É claro que pessoas célebres não produzem esse movimento sozinhas, mas com a ajuda de suas enormes audiências, um corpo heterogêneo que este ano – aleluia – também se posicionou contra o discurso da vida perfeita dos famosos enquanto a pandemia levava vidas lá fora.
No entanto, está claro que exibir as provas do sucesso intercaladas com a “vida simples”, o apartamento de luxo e a vila de casas humildes, rende muito mais. Se a fórmula vier acompanhada por uma polêmica, melhor ainda: Maia conseguiu incríveis novos 500 mil seguidores após a festa. Não importava, para mercado e parte da plateia, se ele estava ferindo um importante pacto social, o de não promover aglomerações em nome da saúde coletiva.
Importava que ele estivesse visível, que sua vida de sucesso combinada com um estilo popular passassem pelos Stories.
Importava dar “visibilidade” para a vila, algo que será rentabilizado, mesmo se no final uma ou outra pessoa vá parar na UTI sem condições de respirar sozinha. Essa conta absurda vai ganhar o apoio de muita gente: se foi assim, mostrando-se, que o agora filho prodígio de Penedo conseguiu riqueza, então que passe o trator.
A mesma lógica rege as ações de outro ex-pobre, Neymar. Em plena pandemia, o jogador da Seleção Brasileira de Futebol e do Paris Saint-Germain celebrou o Ano-Novo com mais de uma centena de pessoas em uma festa fechada.
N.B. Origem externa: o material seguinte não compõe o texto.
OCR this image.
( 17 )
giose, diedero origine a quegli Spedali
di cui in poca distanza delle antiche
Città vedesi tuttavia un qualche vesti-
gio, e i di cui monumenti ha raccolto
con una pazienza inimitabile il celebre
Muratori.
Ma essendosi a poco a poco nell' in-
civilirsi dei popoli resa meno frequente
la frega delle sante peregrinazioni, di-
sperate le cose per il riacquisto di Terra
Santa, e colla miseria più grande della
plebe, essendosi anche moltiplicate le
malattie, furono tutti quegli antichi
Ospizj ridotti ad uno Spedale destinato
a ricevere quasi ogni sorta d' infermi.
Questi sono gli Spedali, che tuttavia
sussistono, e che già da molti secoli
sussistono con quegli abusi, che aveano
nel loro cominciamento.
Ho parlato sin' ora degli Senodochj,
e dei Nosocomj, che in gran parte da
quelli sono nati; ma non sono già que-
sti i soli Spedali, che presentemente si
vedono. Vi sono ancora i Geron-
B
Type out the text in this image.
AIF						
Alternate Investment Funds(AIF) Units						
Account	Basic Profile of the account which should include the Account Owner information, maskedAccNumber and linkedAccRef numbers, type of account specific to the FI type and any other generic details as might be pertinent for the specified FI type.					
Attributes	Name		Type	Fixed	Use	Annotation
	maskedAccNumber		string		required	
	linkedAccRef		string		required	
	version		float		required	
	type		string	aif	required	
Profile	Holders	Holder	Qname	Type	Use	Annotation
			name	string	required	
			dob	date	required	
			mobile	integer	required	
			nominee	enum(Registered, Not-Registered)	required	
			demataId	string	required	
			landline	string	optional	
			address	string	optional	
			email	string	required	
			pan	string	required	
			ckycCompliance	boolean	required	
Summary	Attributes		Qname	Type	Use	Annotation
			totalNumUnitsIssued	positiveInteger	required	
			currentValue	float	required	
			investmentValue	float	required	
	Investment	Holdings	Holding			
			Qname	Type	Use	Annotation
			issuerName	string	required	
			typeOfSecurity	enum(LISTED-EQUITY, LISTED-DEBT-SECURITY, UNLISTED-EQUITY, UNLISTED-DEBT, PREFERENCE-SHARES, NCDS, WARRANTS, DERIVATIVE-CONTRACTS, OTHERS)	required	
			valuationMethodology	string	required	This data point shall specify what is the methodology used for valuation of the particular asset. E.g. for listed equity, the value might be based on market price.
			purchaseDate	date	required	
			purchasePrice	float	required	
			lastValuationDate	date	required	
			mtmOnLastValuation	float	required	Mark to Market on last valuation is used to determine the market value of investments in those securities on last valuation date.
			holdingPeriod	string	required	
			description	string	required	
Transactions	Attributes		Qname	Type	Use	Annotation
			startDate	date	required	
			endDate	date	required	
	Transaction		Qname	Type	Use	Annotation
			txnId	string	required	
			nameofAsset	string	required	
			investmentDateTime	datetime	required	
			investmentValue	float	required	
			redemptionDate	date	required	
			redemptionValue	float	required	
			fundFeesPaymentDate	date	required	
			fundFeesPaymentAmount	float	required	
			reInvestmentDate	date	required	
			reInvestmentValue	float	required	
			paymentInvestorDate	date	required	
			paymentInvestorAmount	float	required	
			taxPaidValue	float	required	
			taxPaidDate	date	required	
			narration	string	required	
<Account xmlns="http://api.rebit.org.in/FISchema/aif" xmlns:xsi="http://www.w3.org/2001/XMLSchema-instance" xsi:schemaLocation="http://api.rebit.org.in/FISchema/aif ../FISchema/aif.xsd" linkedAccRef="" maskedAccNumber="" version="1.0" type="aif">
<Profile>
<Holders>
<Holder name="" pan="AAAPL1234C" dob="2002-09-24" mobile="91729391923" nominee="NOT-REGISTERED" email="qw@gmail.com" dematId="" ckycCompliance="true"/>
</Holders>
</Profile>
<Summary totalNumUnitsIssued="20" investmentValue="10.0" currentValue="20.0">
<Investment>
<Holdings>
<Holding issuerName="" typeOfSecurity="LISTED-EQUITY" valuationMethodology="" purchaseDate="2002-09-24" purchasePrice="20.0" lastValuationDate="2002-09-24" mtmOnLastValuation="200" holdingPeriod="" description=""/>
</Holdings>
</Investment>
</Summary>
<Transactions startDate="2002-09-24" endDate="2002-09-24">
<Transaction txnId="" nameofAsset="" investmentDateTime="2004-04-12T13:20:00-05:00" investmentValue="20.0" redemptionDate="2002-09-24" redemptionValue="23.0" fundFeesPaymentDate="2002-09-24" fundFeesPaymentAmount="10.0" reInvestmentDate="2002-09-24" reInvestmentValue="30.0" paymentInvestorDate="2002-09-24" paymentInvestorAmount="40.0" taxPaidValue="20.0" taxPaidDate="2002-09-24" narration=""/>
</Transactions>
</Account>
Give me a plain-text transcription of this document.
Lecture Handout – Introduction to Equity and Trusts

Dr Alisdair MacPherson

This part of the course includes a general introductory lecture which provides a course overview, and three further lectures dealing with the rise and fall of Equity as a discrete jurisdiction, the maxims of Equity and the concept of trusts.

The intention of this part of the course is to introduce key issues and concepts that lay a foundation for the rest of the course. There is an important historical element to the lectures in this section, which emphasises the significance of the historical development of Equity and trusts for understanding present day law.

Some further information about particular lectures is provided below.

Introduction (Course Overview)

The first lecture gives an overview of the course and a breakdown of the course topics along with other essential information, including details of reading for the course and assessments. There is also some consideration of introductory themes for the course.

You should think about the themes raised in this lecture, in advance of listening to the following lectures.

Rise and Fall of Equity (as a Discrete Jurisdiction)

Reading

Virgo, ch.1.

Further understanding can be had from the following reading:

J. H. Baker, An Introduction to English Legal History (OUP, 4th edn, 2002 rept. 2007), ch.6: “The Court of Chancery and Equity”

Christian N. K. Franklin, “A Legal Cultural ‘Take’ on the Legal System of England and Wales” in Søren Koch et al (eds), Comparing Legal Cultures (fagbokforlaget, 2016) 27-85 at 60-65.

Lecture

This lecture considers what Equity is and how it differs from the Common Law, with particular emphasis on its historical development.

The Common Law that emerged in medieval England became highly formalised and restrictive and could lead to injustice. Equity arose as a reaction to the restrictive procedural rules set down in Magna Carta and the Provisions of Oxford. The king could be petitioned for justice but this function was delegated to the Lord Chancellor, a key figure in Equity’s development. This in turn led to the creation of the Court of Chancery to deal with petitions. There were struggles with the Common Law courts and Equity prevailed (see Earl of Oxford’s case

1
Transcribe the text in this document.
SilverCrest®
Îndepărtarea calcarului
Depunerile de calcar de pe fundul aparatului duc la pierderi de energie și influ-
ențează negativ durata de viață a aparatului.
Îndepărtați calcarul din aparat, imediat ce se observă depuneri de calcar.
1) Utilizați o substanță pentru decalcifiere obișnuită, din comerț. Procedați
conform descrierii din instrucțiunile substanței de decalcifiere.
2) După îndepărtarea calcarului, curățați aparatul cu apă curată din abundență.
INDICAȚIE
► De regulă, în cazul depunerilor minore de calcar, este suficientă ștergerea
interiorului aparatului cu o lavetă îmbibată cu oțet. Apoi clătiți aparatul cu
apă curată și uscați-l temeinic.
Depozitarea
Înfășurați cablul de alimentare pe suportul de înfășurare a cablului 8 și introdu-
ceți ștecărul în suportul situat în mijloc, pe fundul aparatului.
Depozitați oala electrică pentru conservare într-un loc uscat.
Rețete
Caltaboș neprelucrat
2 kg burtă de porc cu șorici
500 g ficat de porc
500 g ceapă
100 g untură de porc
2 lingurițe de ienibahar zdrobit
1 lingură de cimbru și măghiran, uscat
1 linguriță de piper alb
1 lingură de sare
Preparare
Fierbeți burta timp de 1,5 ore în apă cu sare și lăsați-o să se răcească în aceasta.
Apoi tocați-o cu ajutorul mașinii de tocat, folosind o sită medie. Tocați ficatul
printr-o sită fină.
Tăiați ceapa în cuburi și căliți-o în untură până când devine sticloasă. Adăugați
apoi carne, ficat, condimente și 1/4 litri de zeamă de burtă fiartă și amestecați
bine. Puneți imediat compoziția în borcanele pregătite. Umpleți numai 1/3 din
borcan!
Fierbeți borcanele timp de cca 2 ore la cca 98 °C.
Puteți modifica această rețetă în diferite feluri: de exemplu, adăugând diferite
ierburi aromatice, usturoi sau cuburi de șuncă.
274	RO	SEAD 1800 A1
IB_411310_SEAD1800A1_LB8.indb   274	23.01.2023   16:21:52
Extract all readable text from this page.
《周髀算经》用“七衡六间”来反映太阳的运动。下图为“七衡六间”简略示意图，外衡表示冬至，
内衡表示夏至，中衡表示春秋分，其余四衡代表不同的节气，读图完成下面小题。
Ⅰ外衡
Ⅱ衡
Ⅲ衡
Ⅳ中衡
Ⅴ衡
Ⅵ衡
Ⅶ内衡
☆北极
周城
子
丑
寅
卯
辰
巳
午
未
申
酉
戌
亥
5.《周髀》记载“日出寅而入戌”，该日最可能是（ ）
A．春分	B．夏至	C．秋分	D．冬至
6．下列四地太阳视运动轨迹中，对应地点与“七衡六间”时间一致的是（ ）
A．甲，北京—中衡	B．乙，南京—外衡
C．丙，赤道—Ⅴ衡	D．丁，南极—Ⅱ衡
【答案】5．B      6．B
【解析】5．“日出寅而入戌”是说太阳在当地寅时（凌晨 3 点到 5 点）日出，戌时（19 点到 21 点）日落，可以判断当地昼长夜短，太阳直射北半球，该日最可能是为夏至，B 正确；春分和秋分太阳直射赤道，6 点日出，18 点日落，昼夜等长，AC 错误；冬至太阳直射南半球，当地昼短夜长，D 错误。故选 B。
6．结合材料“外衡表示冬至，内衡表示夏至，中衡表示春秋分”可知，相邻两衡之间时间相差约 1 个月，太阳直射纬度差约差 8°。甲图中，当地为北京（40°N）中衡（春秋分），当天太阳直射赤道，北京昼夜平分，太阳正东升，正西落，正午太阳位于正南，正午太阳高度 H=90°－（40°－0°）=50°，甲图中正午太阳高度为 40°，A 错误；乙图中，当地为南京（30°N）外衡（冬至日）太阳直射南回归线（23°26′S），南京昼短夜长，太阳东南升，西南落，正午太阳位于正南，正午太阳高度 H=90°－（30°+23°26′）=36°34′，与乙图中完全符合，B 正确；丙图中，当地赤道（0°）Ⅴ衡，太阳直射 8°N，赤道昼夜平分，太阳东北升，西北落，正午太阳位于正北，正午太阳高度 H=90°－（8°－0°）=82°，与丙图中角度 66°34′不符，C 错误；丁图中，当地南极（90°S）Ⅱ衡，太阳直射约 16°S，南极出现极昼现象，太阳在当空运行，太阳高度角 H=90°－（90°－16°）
A mesma lógica rege os muito ricos que engarrafaram o aeroporto de Trancoso, Bahia, com seus jatinhos. Lá fora, estávamos nós, passando o dedo em nossas telas, desejando ser alguém na vida. Desejando ter dignidade.
Em algum momento, espero, vamos perceber que dignidade não se traduz exatamente na Ferrari, em milhões de seguidores ou no apartamento à beira-mar. Ela começaria, arrisco dizer, no não tão simples ato de estar vivo.